Honing in on the ‘krautrock’ signings, over the last four postings I’ve shared my opinions, thoughts and criticism on some of Virgin Records celebrated and fabled German signings from the 1970s. In this, the finale, I draw attention to the label’s most congruous and durable act, Tangerine Dream.
Recording a total of nine original and four live LPs for Virgin over a ten year period (1974 – 1983), the Dream released some of their most popular opuses. Termed in colourful shades (like Picasso) or location (usually the address or city of the label they signed with) their discography is famously divided into stages, with the ‘Virgin Years’ being the epoch that broke them internationally with the now classically heralded, ‘sequencer driven-sound’.
With so many fitting albums to chose from, I’ve picked just one, the burgeoning debut for the label, Phaedra.

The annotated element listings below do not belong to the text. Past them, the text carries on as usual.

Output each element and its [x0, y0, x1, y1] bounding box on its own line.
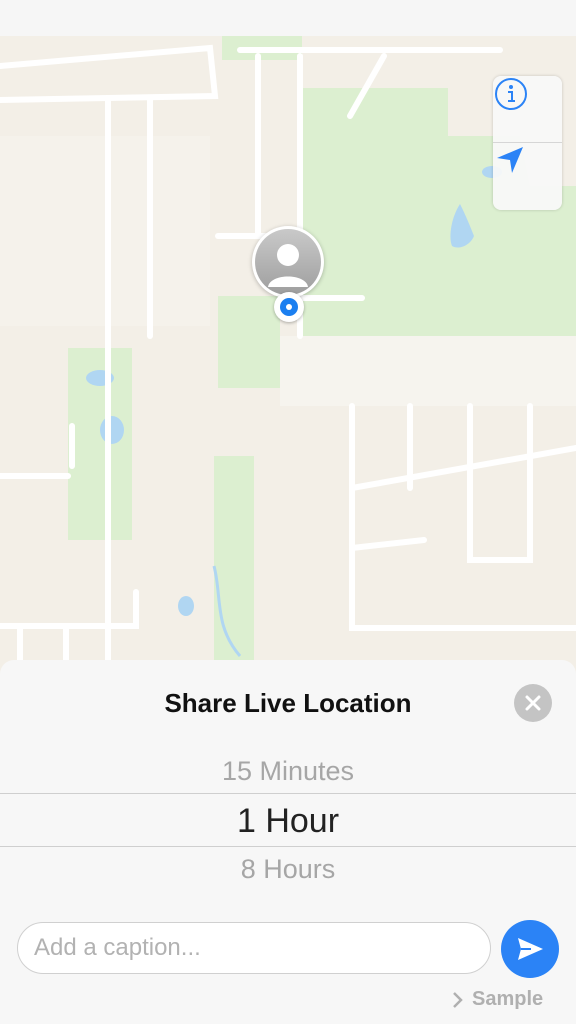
duration-option-selected[interactable]: 1 Hour: [0, 802, 576, 841]
caption-input[interactable]: [17, 922, 491, 974]
location-arrow-icon: [497, 147, 523, 173]
close-button[interactable]: [514, 684, 552, 722]
map-background: [0, 36, 576, 676]
sample-link[interactable]: Sample: [452, 988, 543, 1011]
map-info-button[interactable]: [493, 76, 562, 143]
duration-option-next[interactable]: 8 Hours: [0, 854, 576, 885]
picker-divider-bottom: [0, 846, 576, 847]
user-location-dot: [274, 292, 304, 322]
avatar: [255, 229, 321, 295]
sheet-title: Share Live Location: [164, 688, 412, 718]
status-bar: [0, 0, 576, 36]
info-circle-icon: [495, 78, 527, 110]
map-controls: [493, 76, 562, 210]
chevron-right-icon: [453, 991, 463, 1008]
current-location-button[interactable]: [493, 143, 562, 209]
send-button[interactable]: [501, 920, 559, 978]
duration-option-previous[interactable]: 15 Minutes: [0, 756, 576, 787]
duration-picker[interactable]: 15 Minutes 1 Hour 8 Hours: [0, 746, 576, 896]
send-icon: [518, 938, 543, 960]
contact-avatar-pin[interactable]: [252, 226, 324, 298]
close-icon: [525, 695, 541, 711]
sample-label: Sample: [472, 988, 544, 1010]
picker-divider-top: [0, 793, 576, 794]
person-icon: [268, 244, 308, 287]
share-location-sheet: Share Live Location 15 Minutes 1 Hour 8 …: [0, 660, 576, 1024]
map-view[interactable]: [0, 36, 576, 676]
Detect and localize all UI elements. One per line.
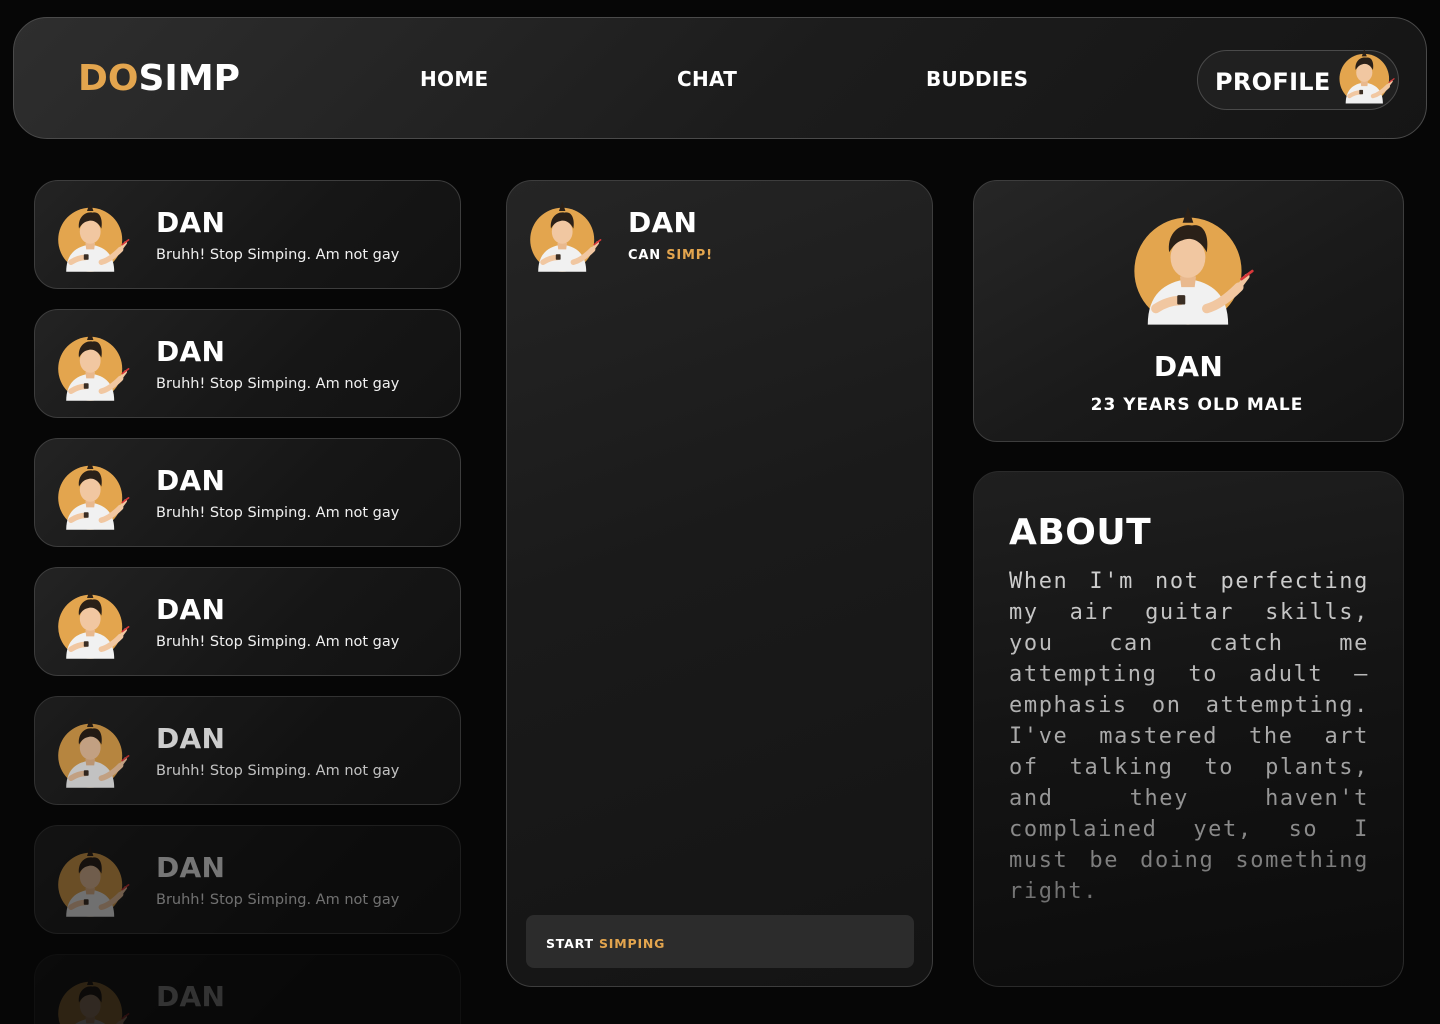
chat-list-item[interactable]: DAN Bruhh! Stop Simping. Am not gay [34,825,461,934]
chat-list-item[interactable]: DAN [34,954,461,1024]
chat-name: DAN [156,464,226,497]
avatar-icon [527,193,607,277]
avatar-icon [55,322,135,406]
chat-list-item[interactable]: DAN Bruhh! Stop Simping. Am not gay [34,696,461,805]
chat-last-message: Bruhh! Stop Simping. Am not gay [156,247,400,263]
message-input-placeholder: START SIMPING [546,936,665,951]
avatar-icon [55,838,135,922]
avatar-icon [55,193,135,277]
chat-last-message: Bruhh! Stop Simping. Am not gay [156,763,400,779]
about-title: ABOUT [1009,512,1152,553]
nav-buddies-link[interactable]: BUDDIES [926,67,1028,91]
avatar-icon [55,580,135,664]
chat-name: DAN [156,722,226,755]
status-accent: SIMP! [666,248,713,263]
chat-last-message: Bruhh! Stop Simping. Am not gay [156,376,400,392]
avatar-icon [1337,39,1399,111]
chat-list-item[interactable]: DAN Bruhh! Stop Simping. Am not gay [34,438,461,547]
profile-label: PROFILE [1215,68,1331,96]
profile-info: 23 YEARS OLD MALE [1090,395,1304,415]
logo[interactable]: DOSIMP [78,58,240,100]
chat-last-message: Bruhh! Stop Simping. Am not gay [156,634,400,650]
chat-last-message: Bruhh! Stop Simping. Am not gay [156,892,400,908]
chat-last-message: Bruhh! Stop Simping. Am not gay [156,505,400,521]
nav-home-link[interactable]: HOME [420,67,489,91]
profile-card: DAN 23 YEARS OLD MALE [973,180,1404,442]
chat-name: DAN [156,980,226,1013]
status-prefix: CAN [628,248,667,263]
conversation-name: DAN [628,206,698,239]
avatar-icon [55,709,135,793]
profile-name: DAN [1153,350,1224,383]
chat-name: DAN [156,851,226,884]
placeholder-accent: SIMPING [598,936,666,951]
message-input[interactable]: START SIMPING [526,915,914,968]
top-navbar: DOSIMP HOME CHAT BUDDIES PROFILE [13,17,1427,139]
avatar-icon [1129,195,1263,331]
avatar-icon [55,451,135,535]
conversation-panel: DAN CAN SIMP! START SIMPING [506,180,933,987]
chat-name: DAN [156,335,226,368]
logo-do: DO [78,58,139,99]
chat-list-item[interactable]: DAN Bruhh! Stop Simping. Am not gay [34,180,461,289]
logo-simp: SIMP [138,58,241,99]
profile-button[interactable]: PROFILE [1197,50,1399,110]
about-card: ABOUT When I'm not perfecting my air gui… [973,471,1404,987]
about-text: When I'm not perfecting my air guitar sk… [1009,566,1369,907]
chat-list-item[interactable]: DAN Bruhh! Stop Simping. Am not gay [34,567,461,676]
nav-chat-link[interactable]: CHAT [677,67,737,91]
placeholder-prefix: START [546,936,599,951]
conversation-status: CAN SIMP! [628,248,713,264]
avatar-icon [55,967,135,1024]
chat-name: DAN [156,206,226,239]
chat-name: DAN [156,593,226,626]
chat-list-item[interactable]: DAN Bruhh! Stop Simping. Am not gay [34,309,461,418]
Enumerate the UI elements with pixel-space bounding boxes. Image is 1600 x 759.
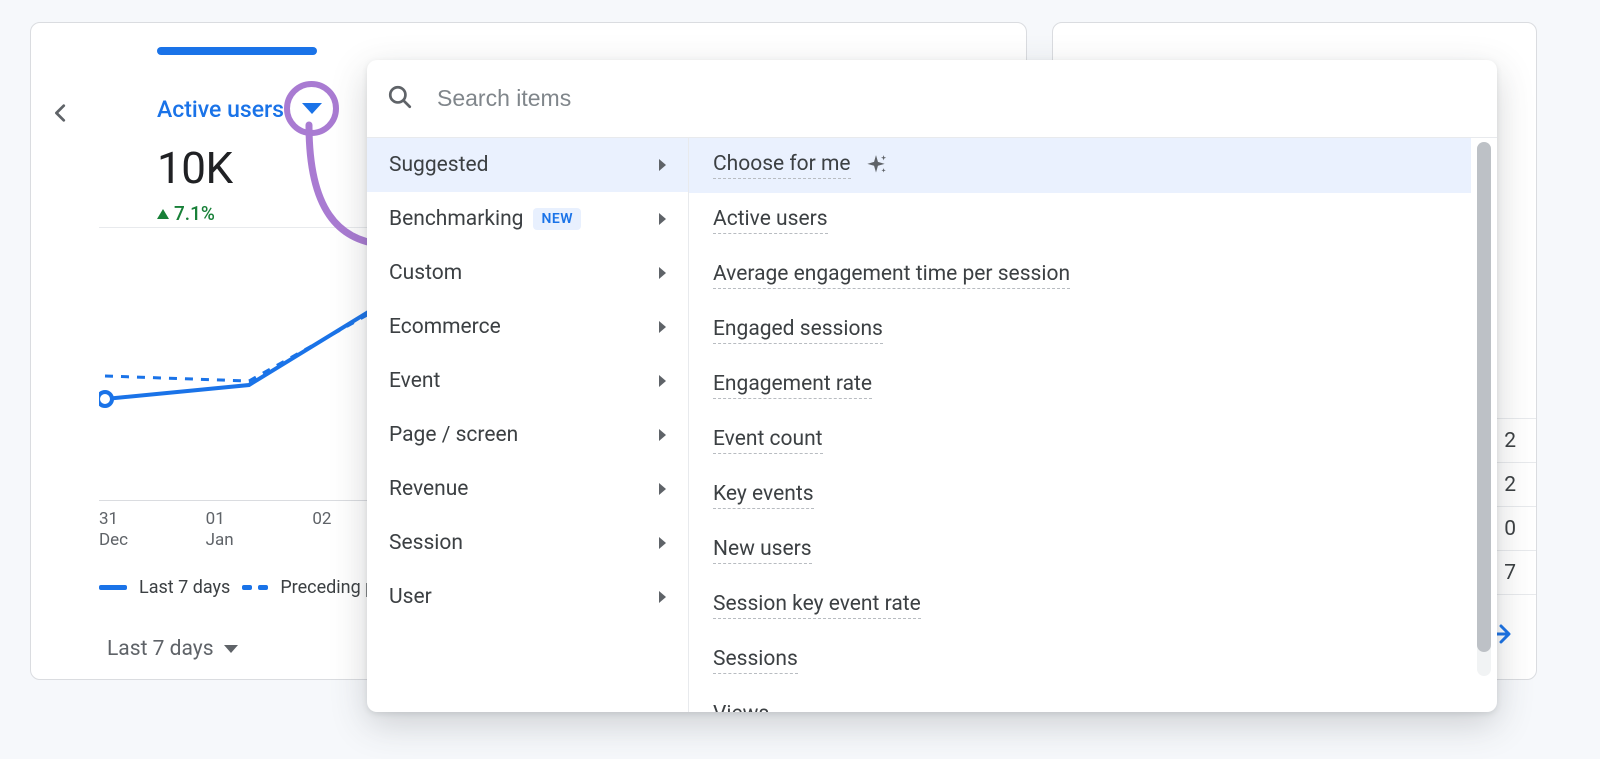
cell-value: 0 xyxy=(1504,517,1516,541)
category-item[interactable]: Benchmarking NEW xyxy=(367,192,688,246)
arrow-up-icon xyxy=(157,209,169,219)
chevron-right-icon xyxy=(659,213,666,225)
tick-mon: Dec xyxy=(99,530,206,551)
search-bar xyxy=(367,60,1497,138)
chevron-right-icon xyxy=(659,429,666,441)
metric-item[interactable]: Engaged sessions xyxy=(689,303,1471,358)
metric-item-label: New users xyxy=(713,537,812,564)
metric-item-label: Active users xyxy=(713,207,828,234)
scrollbar-thumb[interactable] xyxy=(1477,142,1491,652)
date-range-label: Last 7 days xyxy=(107,637,214,661)
legend-swatch-dash xyxy=(242,585,268,590)
category-item[interactable]: Custom xyxy=(367,246,688,300)
tick-mon: Jan xyxy=(206,530,313,551)
metric-item[interactable]: Sessions xyxy=(689,633,1471,688)
metric-value: 10K xyxy=(157,142,339,194)
metric-item-label: Engaged sessions xyxy=(713,317,883,344)
category-label: User xyxy=(389,585,432,609)
category-item[interactable]: Revenue xyxy=(367,462,688,516)
category-item[interactable]: Session xyxy=(367,516,688,570)
chevron-right-icon xyxy=(659,537,666,549)
metric-item[interactable]: Views xyxy=(689,688,1471,712)
category-item[interactable]: User xyxy=(367,570,688,624)
legend-current: Last 7 days xyxy=(139,577,230,598)
tick-day: 31 xyxy=(99,509,206,530)
new-badge: NEW xyxy=(533,208,581,230)
category-label: Ecommerce xyxy=(389,315,501,339)
metric-item[interactable]: New users xyxy=(689,523,1471,578)
metric-item[interactable]: Average engagement time per session xyxy=(689,248,1471,303)
metric-item[interactable]: Key events xyxy=(689,468,1471,523)
metric-item-label: Event count xyxy=(713,427,823,454)
category-label: Event xyxy=(389,369,440,393)
cell-value: 2 xyxy=(1504,473,1516,497)
metric-change: 7.1% xyxy=(157,202,339,225)
metric-picker-popup: Suggested Benchmarking NEW Custom Ecommerce E… xyxy=(367,60,1497,712)
metric-item[interactable]: Engagement rate xyxy=(689,358,1471,413)
tab-indicator xyxy=(157,47,317,55)
chevron-right-icon xyxy=(659,159,666,171)
caret-down-icon xyxy=(302,103,322,114)
search-input[interactable] xyxy=(435,84,1477,113)
metric-item[interactable]: Active users xyxy=(689,193,1471,248)
category-label: Page / screen xyxy=(389,423,518,447)
chevron-right-icon xyxy=(659,267,666,279)
category-label: Revenue xyxy=(389,477,468,501)
category-label: Session xyxy=(389,531,463,555)
cell-value: 7 xyxy=(1504,561,1516,585)
metric-title-text: Active users xyxy=(157,96,284,123)
chevron-right-icon xyxy=(659,321,666,333)
category-item[interactable]: Page / screen xyxy=(367,408,688,462)
cell-value: 2 xyxy=(1504,429,1516,453)
metric-caret-button[interactable] xyxy=(284,81,339,136)
category-column: Suggested Benchmarking NEW Custom Ecommerce E… xyxy=(367,138,689,712)
prev-button[interactable] xyxy=(50,95,72,135)
metric-item-label: Engagement rate xyxy=(713,372,872,399)
legend-swatch-solid xyxy=(99,585,127,590)
metric-item-label: Key events xyxy=(713,482,814,509)
metric-item-label: Session key event rate xyxy=(713,592,921,619)
category-label: Custom xyxy=(389,261,462,285)
category-item[interactable]: Ecommerce xyxy=(367,300,688,354)
sparkle-icon xyxy=(863,153,889,179)
chevron-right-icon xyxy=(659,591,666,603)
category-label: Benchmarking xyxy=(389,207,523,231)
items-column: Choose for me Active users Average engagem… xyxy=(689,138,1497,712)
category-label: Suggested xyxy=(389,153,488,177)
caret-down-icon xyxy=(224,645,238,653)
search-icon xyxy=(387,84,413,114)
metric-change-text: 7.1% xyxy=(174,202,215,225)
metric-item[interactable]: Choose for me xyxy=(689,138,1471,193)
category-item[interactable]: Event xyxy=(367,354,688,408)
metric-item[interactable]: Event count xyxy=(689,413,1471,468)
metric-item-label: Sessions xyxy=(713,647,798,674)
metric-item-label: Average engagement time per session xyxy=(713,262,1070,289)
metric-item-label: Choose for me xyxy=(713,152,851,179)
metric-block: Active users 10K 7.1% xyxy=(157,83,339,225)
tick-day: 01 xyxy=(206,509,313,530)
date-range-selector[interactable]: Last 7 days xyxy=(107,637,238,661)
metric-item[interactable]: Session key event rate xyxy=(689,578,1471,633)
metric-dropdown[interactable]: Active users xyxy=(157,83,339,136)
chevron-right-icon xyxy=(659,375,666,387)
category-item[interactable]: Suggested xyxy=(367,138,688,192)
chevron-right-icon xyxy=(659,483,666,495)
metric-item-label: Views xyxy=(713,702,769,712)
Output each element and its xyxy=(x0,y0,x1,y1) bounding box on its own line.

Phaedra the tragic mythological love-torn, and cursed wife of Theseus has lent herself to many plays, poetic proses, operas and even an asteroid. This rebuked siren from Greek tragedy is immortalised for a new epoch as part of the West Berlin synthesizer group’s re-textured sweeping experiments. Covering the entirety of side one, on this their first LP for Virgin, Phaedra is like an acid-trance choral eulogy of incipient multilayer motifs, and arpeggiator modulations. The sounds of a ghost ships switchboard interlaced with twisting metallic reverb both gravitate and loom over a meandering pan-European work-out on this improvised track, which unintentionally, but rather pleasingly and to great effect, fluctuated in tone and tempo- atmospheric changes played havoc with the analog equipment. Edgar Froese and his ever rotating line-up of fellow free-thinking cohorts had moved on from their so-called ‘Pink Period’ on the German Ohr label, to a more transcendental and ambient approach on the burgeoning Virgin imprint. Phase three in the Tangerine Dream life-cycle, saw them showered with, almost, unlimited funds and full use of the famous Manor Studios in Oxford – where fellow compatriots Faust recorded their IV album, a few months before. Flanking Froese on this adventure were the ex-Agitation Free drummer Chris Franke, and Peter Baumann; who’d already left the trio once before, returning just in time to record this musical suite.
Phaedra would be an album of firsts for the band with the introduction and use of sequencers and the MOOG. Franke would adopt DR.Robert Moog’s invention as a substitute to the bass guitar on the visionary soundscape ‘Mysterious Semblance At The Stand Of Nightmares’ – surely the catalyst and influence behind Bowie’s ‘Warszawa’. The polyphonic Mellotron, used to elegiac effect on the very same track, is tenderly coaxed and teased by Froese, whilst the VCS 3′s battleship pin board decked oscillation generator glides and bubbles throughout the four musical vistas of heavenly orchestrated electronica. Baumann explores the use of tape-echo and filtered effected flute on his own paean composed passage, ‘Sequent C’; a short wistful and haunting soundtrack to some imagined eastern elegy.
Released simultaneously in both Germany and the UK on the cusp of 1974, this album more than any ever by the Dream team cemented their reputation. With scant publicity and sporadic underground radio play, it sold in excess of 100,000 copies overseas and entered the top twenty album charts in Blighty, changing the fortunes of the Virgin label forever. However these prophets failed to drum-up the same exultation and adulation back in their homeland, barely shifting 6,ooo records. Considered a sea-change in style and dynamics; a marked departure from their classic ‘Alpha Centauri’, this New Age themed cantata pitches itself somewhere between pantheism, mythology and a nebula traversing flight.